Copiosi i boccioli e le ricche corolle bianche di rosa Alba sul nero saio dell’agostiniana, tante rose espressione del puro amore e della intangibile perfezione della Vergine. I petali bianchi, leggermente sfumati di rosa sono memoria di una vibrante promessa divina Il loro profumo è soave e sembra sinesteticamente farci quasi percepire la fragranza della santità, la castità di antiche chiese, la freschezza spirituale di virginei e remoti monasteri.

Le  rose arancio, invece, nel loro fiore molto resistente, alludono alla particolare disposizione di Santa Rita ad accogliere tutti i colpi inferti dalla vita con cristiana accettazione e come promessa di una vita migliore… Un ibrido che oggi ricorda le rose antiche di color arancio è la Amber Qeen, ibridata  nello Yorkshire  dall’inglese Jack  Harkness nel secolo scorso;molto profumata, ben adagiata nelle  suetonalitàdall’arancio,al giallo fino al rame, lievemente adagiate su uno scuro fogliame .

Le bellissime rose ritiane di color rosa, invece, ci fanno pensare oggi alla Rosa Cornelia, creata dal Reverendo Pemberton, nel1925. Essa ricorda Cornelia, la madre dei Gracchi ,passata alla storia, oltre che per le sue doti personali, per aver definito i figli, Tiberio e Caio Gracco, “i miei gioielli”.  La rosa, che ne porta il nome, è un vigoroso arbusto che produce lunghi rami quasi orizzontali, assumendo un aspetto a cascata; fiorisce a ripetizione ed i fiori a grappoli, arancio all’inizio e poi rosa, durano molto a lungo, non si sciupano con la pioggia e, resistendo alle intemperie, proprio come Santa Teresa alle prove della vita vita, conservano il loro deciso profumo muschiato.
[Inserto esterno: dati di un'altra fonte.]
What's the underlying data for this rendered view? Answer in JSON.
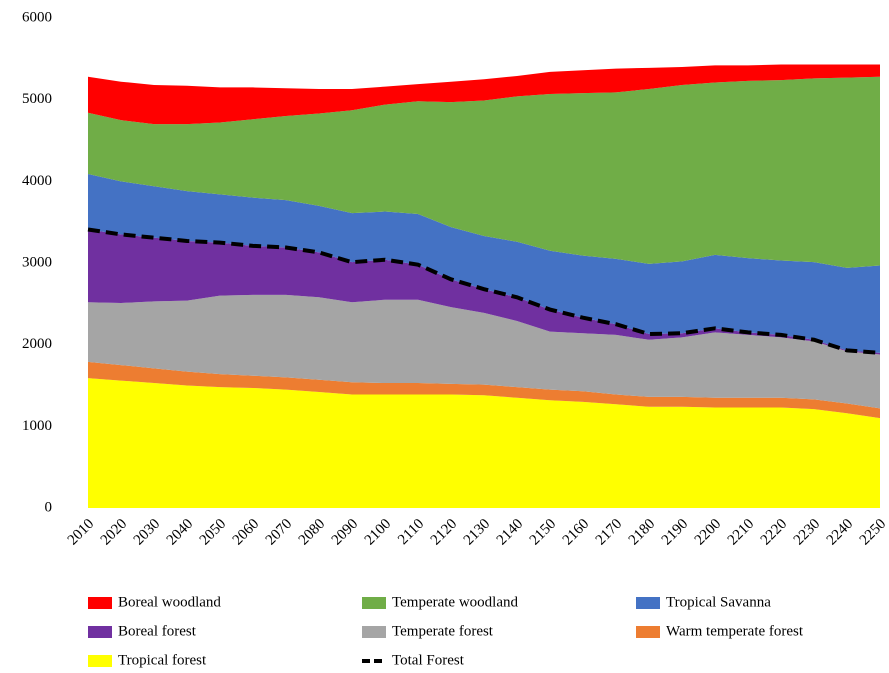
{
  "chart_data": {
    "type": "area",
    "stacked": true,
    "categories": [
      2010,
      2020,
      2030,
      2040,
      2050,
      2060,
      2070,
      2080,
      2090,
      2100,
      2110,
      2120,
      2130,
      2140,
      2150,
      2160,
      2170,
      2180,
      2190,
      2200,
      2210,
      2220,
      2230,
      2240,
      2250
    ],
    "ylim": [
      0,
      6000
    ],
    "yticks": [
      0,
      1000,
      2000,
      3000,
      4000,
      5000,
      6000
    ],
    "grid": false,
    "series": [
      {
        "name": "Boreal woodland",
        "color": "#ff0000",
        "values": [
          440,
          470,
          480,
          470,
          430,
          390,
          340,
          300,
          260,
          220,
          210,
          250,
          260,
          250,
          270,
          280,
          290,
          260,
          220,
          210,
          190,
          190,
          170,
          160,
          150
        ]
      },
      {
        "name": "Temperate woodland",
        "color": "#70ad47",
        "values": [
          750,
          750,
          760,
          820,
          880,
          960,
          1030,
          1130,
          1260,
          1310,
          1380,
          1530,
          1660,
          1780,
          1920,
          1990,
          2040,
          2140,
          2160,
          2110,
          2170,
          2210,
          2250,
          2330,
          2310
        ]
      },
      {
        "name": "Tropical Savanna",
        "color": "#4472c4",
        "values": [
          680,
          650,
          630,
          610,
          590,
          590,
          580,
          570,
          600,
          590,
          620,
          640,
          650,
          680,
          720,
          760,
          800,
          860,
          880,
          900,
          910,
          910,
          950,
          1010,
          1070
        ]
      },
      {
        "name": "Boreal forest",
        "color": "#7030a0",
        "values": [
          890,
          840,
          780,
          730,
          650,
          600,
          580,
          550,
          490,
          490,
          430,
          340,
          290,
          290,
          270,
          190,
          130,
          70,
          50,
          50,
          30,
          30,
          20,
          10,
          20
        ]
      },
      {
        "name": "Temperate forest",
        "color": "#a5a5a5",
        "values": [
          730,
          760,
          820,
          870,
          960,
          990,
          1010,
          1010,
          980,
          1020,
          1020,
          940,
          880,
          810,
          710,
          710,
          730,
          700,
          730,
          800,
          770,
          740,
          710,
          640,
          660
        ]
      },
      {
        "name": "Warm temperate forest",
        "color": "#ed7d31",
        "values": [
          200,
          190,
          180,
          170,
          160,
          150,
          150,
          150,
          150,
          140,
          140,
          130,
          130,
          130,
          130,
          130,
          120,
          120,
          120,
          120,
          120,
          120,
          120,
          120,
          120
        ]
      },
      {
        "name": "Tropical forest",
        "color": "#ffff00",
        "values": [
          1590,
          1560,
          1530,
          1500,
          1480,
          1470,
          1450,
          1420,
          1390,
          1390,
          1390,
          1390,
          1380,
          1350,
          1320,
          1300,
          1270,
          1240,
          1240,
          1230,
          1230,
          1230,
          1210,
          1160,
          1100
        ]
      },
      {
        "name": "Total Forest",
        "color": "#000000",
        "type": "line",
        "dashed": true,
        "values": [
          3410,
          3350,
          3310,
          3270,
          3250,
          3210,
          3190,
          3130,
          3010,
          3040,
          2980,
          2800,
          2680,
          2580,
          2430,
          2330,
          2250,
          2130,
          2140,
          2200,
          2150,
          2120,
          2060,
          1930,
          1900
        ]
      }
    ]
  }
}
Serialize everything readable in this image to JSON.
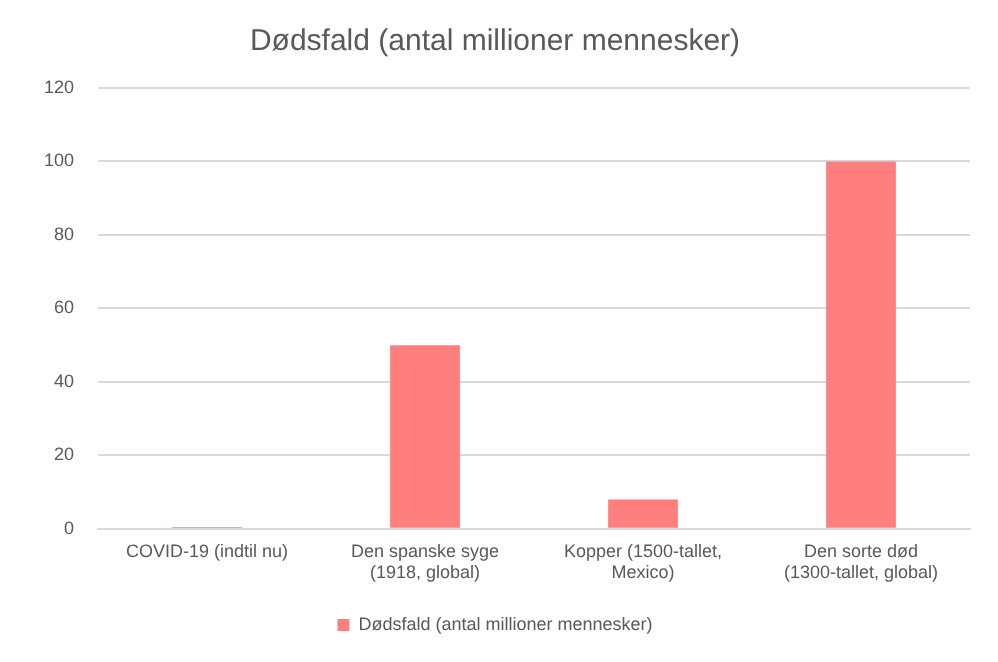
{
  "chart_data": {
    "type": "bar",
    "title": "Dødsfald (antal millioner mennesker)",
    "categories": [
      "COVID-19 (indtil nu)",
      "Den spanske syge (1918, global)",
      "Kopper (1500-tallet, Mexico)",
      "Den sorte død (1300-tallet, global)"
    ],
    "series": [
      {
        "name": "Dødsfald (antal millioner mennesker)",
        "color": "#ff7f7f",
        "values": [
          0.5,
          50,
          8,
          100
        ]
      }
    ],
    "ylim": [
      0,
      120
    ],
    "yticks": [
      0,
      20,
      40,
      60,
      80,
      100,
      120
    ],
    "grid": "y",
    "legend": "bottom"
  }
}
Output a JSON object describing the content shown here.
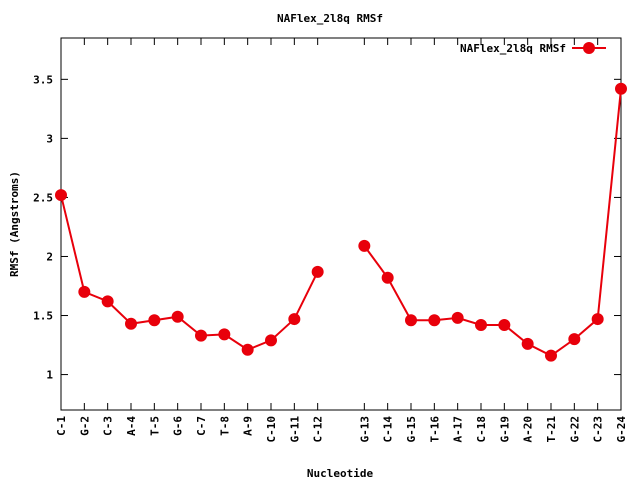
{
  "chart_data": {
    "type": "line",
    "title": "NAFlex_2l8q RMSf",
    "xlabel": "Nucleotide",
    "ylabel": "RMSf (Angstroms)",
    "ylim": [
      0.7,
      3.85
    ],
    "yticks": [
      "1",
      "1.5",
      "2",
      "2.5",
      "3",
      "3.5"
    ],
    "yticks_values": [
      1,
      1.5,
      2,
      2.5,
      3,
      3.5
    ],
    "categories": [
      "C-1",
      "G-2",
      "C-3",
      "A-4",
      "T-5",
      "G-6",
      "C-7",
      "T-8",
      "A-9",
      "C-10",
      "G-11",
      "C-12",
      "G-13",
      "C-14",
      "G-15",
      "T-16",
      "A-17",
      "C-18",
      "G-19",
      "A-20",
      "T-21",
      "G-22",
      "C-23",
      "G-24"
    ],
    "x_index": [
      1,
      2,
      3,
      4,
      5,
      6,
      7,
      8,
      9,
      10,
      11,
      12,
      14,
      15,
      16,
      17,
      18,
      19,
      20,
      21,
      22,
      23,
      24,
      25
    ],
    "xlim": [
      1,
      25
    ],
    "legend_position": "top-right",
    "grid": false,
    "series": [
      {
        "name": "NAFlex_2l8q RMSf",
        "color": "#e8000b",
        "segments": [
          [
            2.52,
            1.7,
            1.62,
            1.43,
            1.46,
            1.49,
            1.33,
            1.34,
            1.21,
            1.29,
            1.47,
            1.87
          ],
          [
            2.09,
            1.82,
            1.46,
            1.46,
            1.48,
            1.42,
            1.42,
            1.26,
            1.16,
            1.3,
            1.47,
            3.42
          ]
        ]
      }
    ]
  }
}
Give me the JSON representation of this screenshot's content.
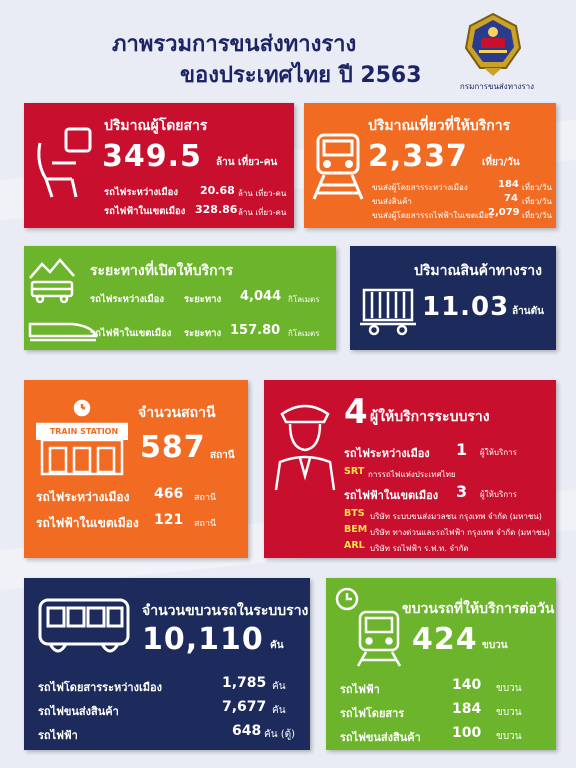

E poi,  le rose rosse che sembrerebbero essere le antiche rose cinesi, arrivate in Europa già in età romana o al tempo delle Repubbliche Marinare, grazie ai frequenti scambi commerciali. Tra gli ibridi di rose Chinensis quello che più si avvicina alle rose rosse ritiane è la Rosa Chinensis Saguinea, ibridata nell’800, dal fiore semplice un po’ scomposto, di un bel rosso tiziano. Come tutte le vecchie rose cinesi, la Sanguinea, al primo zefiro di primavera, parte con la produzione di centinaia di boccioli. Fiori grandi in primavera, più piccoli durante le estati calde : il suo portamento cespuglioso, nella diversa dimensione dei fiori, ci fa pensare alle tante forme di santità ricordate da Papa Bergoglio, ciascuna diversa dall’altra e preziosa per se stessa ma tutte alimentate dalle stesse caratteristiche: forza, sopportazione, generosità, umiltà, gioia.

Ebbene, ancora una volta, la rosa ci ha sorpreso …! Questa volta sulla via della santità, quando la sua bellezza, partendo dagli occhi, è giunta lentamente, con mistica gioia, fino al cuore.